This simple set of java classes support the workflow for the WSLS project at UVA's Libraries. Code exists to transform spreadsheets into PBCore records, and fedora object XML exists to support the validation and transformation of that PBCore into SOLR add documents suitable for use in Virgo (a Blacklight-based discovery system).
A sophisticated program that takes a suite of inputs and ingests records to the configured repository and indexes them in the configured solr index.
The required configurations are found and explained in the /src/main/resources/conf/ directory.
For each bi-weekly batch ingest:
-
download the latest cataloging spreadsheet and update ingest.properties to reference it and the old version.
-
download the master file if it has been updated and update ingest.properties to reference it and the old version
-
run the production ingester as follows...
mvn exec:java -Dexec.mainClass=edu.virginia.lib.wsls.fedora.ProductionIngester
- uva-lib:documentedMappingCModel: a content model for objects that contain XSLT that converts to SOLR and has documentation about which original fields map to which SOLR fields.
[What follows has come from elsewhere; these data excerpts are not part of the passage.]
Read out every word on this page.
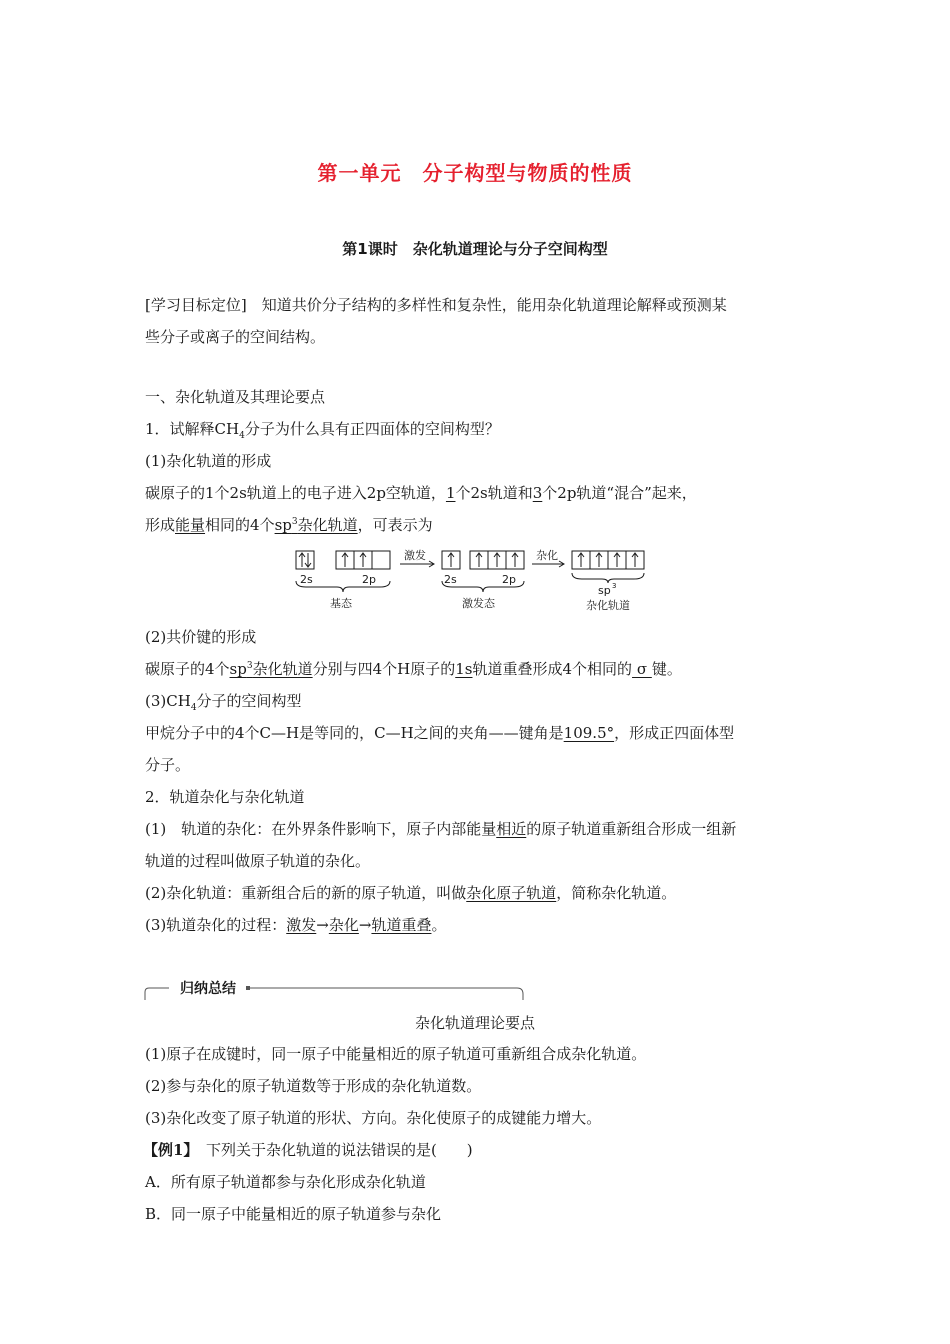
第一单元　分子构型与物质的性质
第1课时　杂化轨道理论与分子空间构型
[学习目标定位]　知道共价分子结构的多样性和复杂性，能用杂化轨道理论解释或预测某
些分子或离子的空间结构。
一、杂化轨道及其理论要点
1．试解释$CH_4$分子为什么具有正四面体的空间构型？
(1)杂化轨道的形成
碳原子的1个2s轨道上的电子进入2p空轨道，1个2s轨道和3个2p轨道“混合”起来，
形成能量相同的4个$sp^3$杂化轨道，可表示为
2s	2p
基态
激发
2s	2p
激发态
杂化
sp 3
杂化轨道
(2)共价键的形成
碳原子的4个$sp^3$杂化轨道分别与四4个H原子的1s轨道重叠形成4个相同的 σ 键。
$(3)CH_4$分子的空间构型
甲烷分子中的4个C—H是等同的，C—H之间的夹角——键角是109.5°，形成正四面体型
分子。
2．轨道杂化与杂化轨道
(1)　轨道的杂化：在外界条件影响下，原子内部能量相近的原子轨道重新组合形成一组新
轨道的过程叫做原子轨道的杂化。
(2)杂化轨道：重新组合后的新的原子轨道，叫做杂化原子轨道，简称杂化轨道。
(3)轨道杂化的过程：激发→杂化→轨道重叠。
归纳总结
杂化轨道理论要点
(1)原子在成键时，同一原子中能量相近的原子轨道可重新组合成杂化轨道。
(2)参与杂化的原子轨道数等于形成的杂化轨道数。
(3)杂化改变了原子轨道的形状、方向。杂化使原子的成键能力增大。
【例1】　下列关于杂化轨道的说法错误的是(　　)
A．所有原子轨道都参与杂化形成杂化轨道
B．同一原子中能量相近的原子轨道参与杂化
- uva-lib:documentedMappingSDef: the service definition which defines the method "getMappingDocumentation" which returns an HTML response that when rendered presents a table showing which fields in the source document map to which fields in the result document.
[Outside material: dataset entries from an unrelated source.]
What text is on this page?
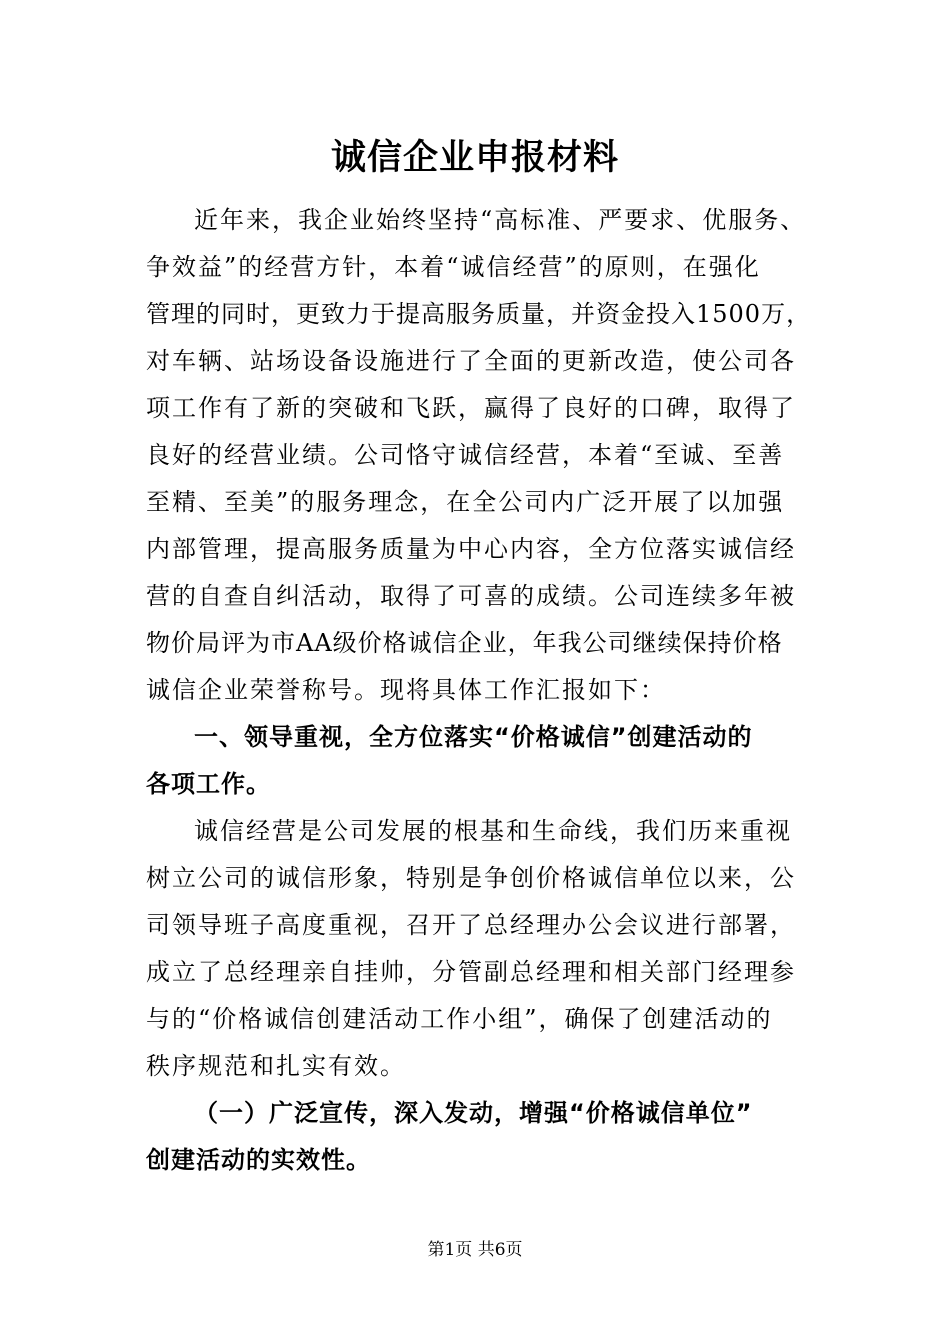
诚信企业申报材料
近年来，我企业始终坚持“高标准、严要求、优服务、
争效益”的经营方针，本着“诚信经营”的原则，在强化
管理的同时，更致力于提高服务质量，并资金投入1500万，
对车辆、站场设备设施进行了全面的更新改造，使公司各
项工作有了新的突破和飞跃，赢得了良好的口碑，取得了
良好的经营业绩。公司恪守诚信经营，本着“至诚、至善
至精、至美”的服务理念，在全公司内广泛开展了以加强
内部管理，提高服务质量为中心内容，全方位落实诚信经
营的自查自纠活动，取得了可喜的成绩。公司连续多年被
物价局评为市AA级价格诚信企业，年我公司继续保持价格
诚信企业荣誉称号。现将具体工作汇报如下：
一、领导重视，全方位落实“价格诚信”创建活动的
各项工作。
诚信经营是公司发展的根基和生命线，我们历来重视
树立公司的诚信形象，特别是争创价格诚信单位以来，公
司领导班子高度重视，召开了总经理办公会议进行部署，
成立了总经理亲自挂帅，分管副总经理和相关部门经理参
与的“价格诚信创建活动工作小组”，确保了创建活动的
秩序规范和扎实有效。
（一）广泛宣传，深入发动，增强“价格诚信单位”
创建活动的实效性。
第1页 共6页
- uva-lib:documentedMappingSDep: the service deployment that implements the above method using XSLT.
- uva-lib:indexableSDef: a service definition which defines the method "getIndexingMetadata" which is meant to return a SOLR add doc that includes a record compatible iwth UVa's Virgo (a Blacklight-based discovery system)
- uva-lib:pbcore2CModel: a content model for objects that contain valid PBCore 2.0 records in the "metadata" datastream.
- uva-lib:wslsPBCore2IndexableSDep: a service deployment that implements uva-lib:indexableSDef to generate a SOLR index document from a PBCore 2.0 record that is tailored to the WSLS project
- uva-lib:wslsScriptCModel: a content model for WSLS anchor script objects. These must contain the PDF of the anchor script, a text representation of the script and a PNG thumbnail image of the scanned script.